It was pretty funny in a way… but if he had been bigger, Brian would have tried his best to protect any posters Miss Ratcliffe put up with her hallowed hands.

Brian thought of her dark blue eyes, her long dancer’s legs, and felt the same glum amazement he always felt when he realized that, come January, she intended to change Sally Ratcliffe, which was lovely, to Sally Pratt, which sounded to Brian like a fat lady falling down a short hard flight of stairs.

Well, he thought, fetching the other curb and starting slowly down Main Street, maybe she’ll change her mind. It’s not impossible. Or maybe Lester Pratt will get in a car accident or come down with a brain tumor or something like that. It might even turn out that he’s a dope addict. Miss Ratcliffe would never marry a dope addict.

Such thoughts offered Brian a bizarre sort of comfort, but they did not change the fact that Hugh Priest had aborted the daydream just short of its apogee (kissing Miss Ratcliffe and actually touching her right breast while they were in the Tunnel of Love at the fair).

It was a pretty wild idea anyway, an eleven-year-old kid taking a teacher to the County Fair.

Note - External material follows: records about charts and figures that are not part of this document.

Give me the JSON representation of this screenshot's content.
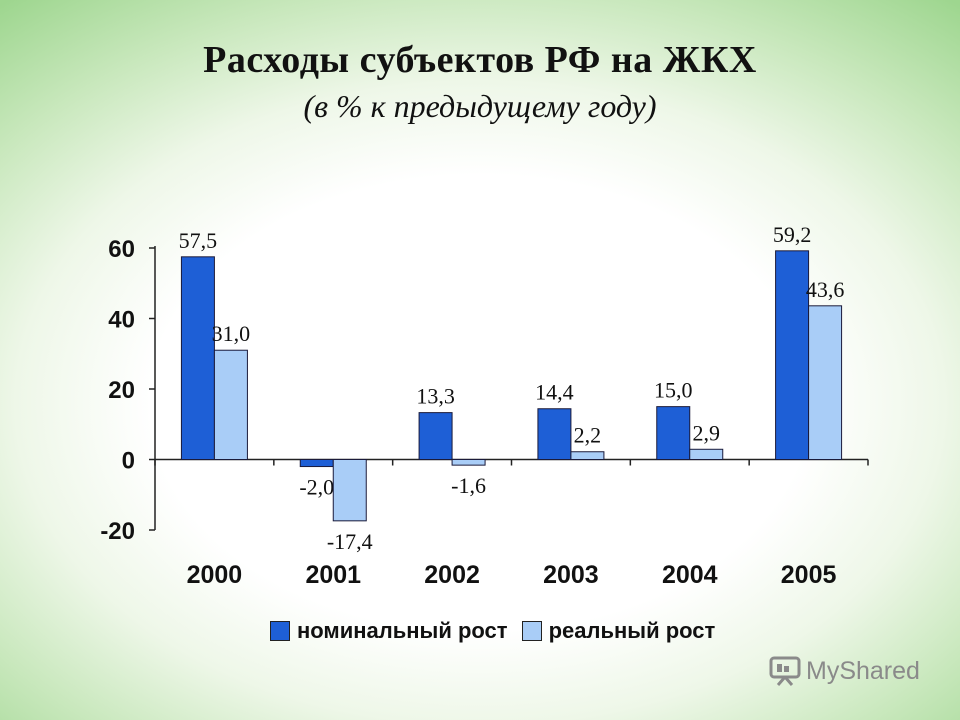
{
  "title": "Расходы субъектов РФ на ЖКХ",
  "subtitle": "(в % к предыдущему году)",
  "watermark": {
    "text": "MyShared",
    "icon": "presentation-board-icon"
  },
  "chart_data": {
    "type": "bar",
    "categories": [
      "2000",
      "2001",
      "2002",
      "2003",
      "2004",
      "2005"
    ],
    "series": [
      {
        "name": "номинальный рост",
        "color": "#1e5fd6",
        "values": [
          57.5,
          -2.0,
          13.3,
          14.4,
          15.0,
          59.2
        ],
        "labels": [
          "57,5",
          "-2,0",
          "13,3",
          "14,4",
          "15,0",
          "59,2"
        ]
      },
      {
        "name": "реальный рост",
        "color": "#a9cdf7",
        "values": [
          31.0,
          -17.4,
          -1.6,
          2.2,
          2.9,
          43.6
        ],
        "labels": [
          "31,0",
          "-17,4",
          "-1,6",
          "2,2",
          "2,9",
          "43,6"
        ]
      }
    ],
    "yticks": [
      60,
      40,
      20,
      0,
      -20
    ],
    "ytick_labels": [
      "60",
      "40",
      "20",
      "0",
      "-20"
    ],
    "ylim": [
      -20,
      60
    ],
    "legend_position": "bottom",
    "grid": false
  }
}
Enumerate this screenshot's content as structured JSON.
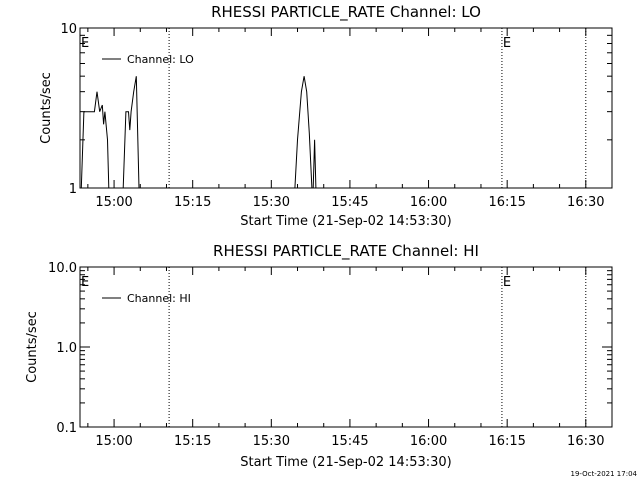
{
  "footer": {
    "timestamp": "19-Oct-2021 17:04"
  },
  "chart_data": [
    {
      "type": "line",
      "title": "RHESSI PARTICLE_RATE Channel: LO",
      "xlabel": "Start Time (21-Sep-02 14:53:30)",
      "ylabel": "Counts/sec",
      "y_scale": "log",
      "ylim": [
        1,
        10
      ],
      "y_ticks": [
        {
          "value": 1,
          "label": "1"
        },
        {
          "value": 10,
          "label": "10"
        }
      ],
      "xlim": [
        "14:53:30",
        "16:35:00"
      ],
      "x_ticks": [
        "15:00",
        "15:15",
        "15:30",
        "15:45",
        "16:00",
        "16:15",
        "16:30"
      ],
      "legend": {
        "position": "top-left",
        "entries": [
          "Channel: LO"
        ]
      },
      "vlines": [
        {
          "time": "14:53:30",
          "label": "E"
        },
        {
          "time": "15:10:30",
          "label": ""
        },
        {
          "time": "16:14:00",
          "label": "E"
        },
        {
          "time": "16:30:00",
          "label": ""
        }
      ],
      "series": [
        {
          "name": "Channel: LO",
          "segments": [
            [
              [
                "14:53:45",
                1
              ],
              [
                "14:54:15",
                3
              ],
              [
                "14:56:15",
                3
              ],
              [
                "14:56:45",
                4
              ],
              [
                "14:57:15",
                3
              ],
              [
                "14:57:45",
                3.3
              ],
              [
                "14:58:00",
                2.5
              ],
              [
                "14:58:15",
                3
              ],
              [
                "14:58:45",
                2
              ],
              [
                "14:59:00",
                1
              ]
            ],
            [
              [
                "15:01:45",
                1
              ],
              [
                "15:02:15",
                3
              ],
              [
                "15:02:45",
                3
              ],
              [
                "15:03:00",
                2.3
              ],
              [
                "15:03:15",
                3
              ],
              [
                "15:03:45",
                4
              ],
              [
                "15:04:15",
                5
              ],
              [
                "15:04:45",
                1
              ]
            ],
            [
              [
                "15:34:30",
                1
              ],
              [
                "15:35:00",
                2
              ],
              [
                "15:35:45",
                4
              ],
              [
                "15:36:15",
                5
              ],
              [
                "15:36:45",
                4
              ],
              [
                "15:37:15",
                2.2
              ],
              [
                "15:37:45",
                1
              ],
              [
                "15:38:00",
                1
              ],
              [
                "15:38:15",
                2
              ],
              [
                "15:38:30",
                1
              ]
            ]
          ]
        }
      ]
    },
    {
      "type": "line",
      "title": "RHESSI PARTICLE_RATE Channel: HI",
      "xlabel": "Start Time (21-Sep-02 14:53:30)",
      "ylabel": "Counts/sec",
      "y_scale": "log",
      "ylim": [
        0.1,
        10
      ],
      "y_ticks": [
        {
          "value": 0.1,
          "label": "0.1"
        },
        {
          "value": 1,
          "label": "1.0"
        },
        {
          "value": 10,
          "label": "10.0"
        }
      ],
      "xlim": [
        "14:53:30",
        "16:35:00"
      ],
      "x_ticks": [
        "15:00",
        "15:15",
        "15:30",
        "15:45",
        "16:00",
        "16:15",
        "16:30"
      ],
      "legend": {
        "position": "top-left",
        "entries": [
          "Channel: HI"
        ]
      },
      "vlines": [
        {
          "time": "14:53:30",
          "label": "E"
        },
        {
          "time": "15:10:30",
          "label": ""
        },
        {
          "time": "16:14:00",
          "label": "E"
        },
        {
          "time": "16:30:00",
          "label": ""
        }
      ],
      "series": [
        {
          "name": "Channel: HI",
          "segments": []
        }
      ]
    }
  ]
}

Miss Ratcliffe was pretty, but she was also old. She had told the speech kids once that she would be twenty-four in November.

So Brian carefully re-folded his daydream along its creases, as a man will carefully fold a well-read and much-valued document, and tucked it on the shelf at the back of his mind where it belonged.

He prepared to mount his bike and pedal the rest of the way home.

But he was passing the new shop at just that moment, and the sign in the doorway caught his eye. Something about it had changed.

He stopped his bike and looked at it.

GRAND OPENING OCTOBER 9TH-BRING YOUR FRIENDS!

at the top was gone. It had been replaced by a small square sign, red letters on a white background.